I WATCHED a programme on television recently where Protestants in the Republic were interviewed about their identity.

By far the vast majority regarded themselves as entirely Irish and were comfortable - indeed happy - with their identity.

It was refreshing to see such confidence and ease with their position in the nation - comfortable in their skin in spite of the current financial turmoil in the state. It was such a contrast with our schizophrenic, bad-tempered, identity wranglings in the north.

Bizarrely, if the Queen's visit is a success - as I hope - I wouldn't be surprised if she feels more fondly disposed toward Dublin and the south than toward our frustrating north.

Contrary to dissident republican claims, Britain would happily give up Northern Ireland if we would agree to go quietly.
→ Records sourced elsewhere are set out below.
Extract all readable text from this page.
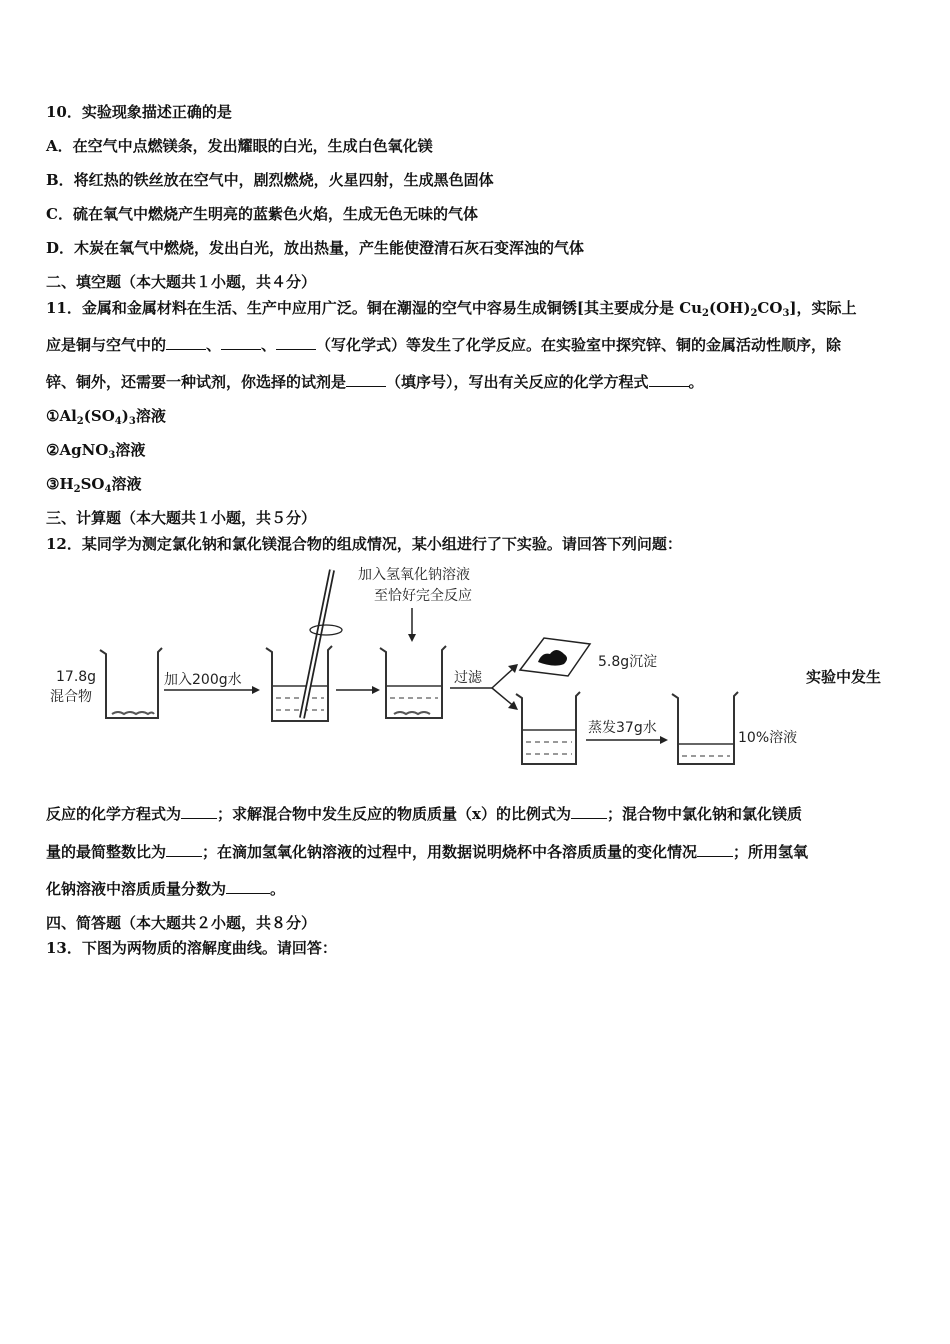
10．实验现象描述正确的是
A．在空气中点燃镁条，发出耀眼的白光，生成白色氧化镁
B．将红热的铁丝放在空气中，剧烈燃烧，火星四射，生成黑色固体
C．硫在氧气中燃烧产生明亮的蓝紫色火焰，生成无色无味的气体
D．木炭在氧气中燃烧，发出白光，放出热量，产生能使澄清石灰石变浑浊的气体
二、填空题（本大题共１小题，共４分）
11．金属和金属材料在生活、生产中应用广泛。铜在潮湿的空气中容易生成铜锈[其主要成分是 $Cu_2(OH)_2CO_3$]，实际上
应是铜与空气中的	、	、	（写化学式）等发生了化学反应。在实验室中探究锌、铜的金属活动性顺序，除
锌、铜外，还需要一种试剂，你选择的试剂是	（填序号），写出有关反应的化学方程式	。
$①Al_2(SO_4)_3$溶液
②AgNO$_3$溶液
$③H_2SO_4$溶液
三、计算题（本大题共１小题，共５分）
12．某同学为测定氯化钠和氯化镁混合物的组成情况，某小组进行了下实验。请回答下列问题：
17.8g
混合物
加入200g水
加入氢氧化钠溶液
至恰好完全反应
过滤
5.8g沉淀
蒸发37g水
10%溶液
实验中发生
反应的化学方程式为 ；求解混合物中发生反应的物质质量（x）的比例式为 ；混合物中氯化钠和氯化镁质
量的最简整数比为 ；在滴加氢氧化钠溶液的过程中，用数据说明烧杯中各溶质质量的变化情况 ；所用氢氧
化钠溶液中溶质质量分数为	。
四、简答题（本大题共２小题，共８分）
13．下图为两物质的溶解度曲线。请回答：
The main thing stopping a united Ireland is that financial advantage and security rests decidedly with Britain and its subsidy. If that was reversed and we were guaranteed to be richer in an all-Ireland state, then enough Protestants would go for it.

The answer is simple, but difficult: the Republic must recreate the Celtic Tiger and become very rich - much richer than Britain (and securely so).

Then those Protestants who vote for the Union - chiefly in regard to their wallet - will accept their Irishness along with the extra income. A dozen entrepreneurs of the calibre of Bill Gates, or a gigantic oil-strike off the Irish coast, might just do it.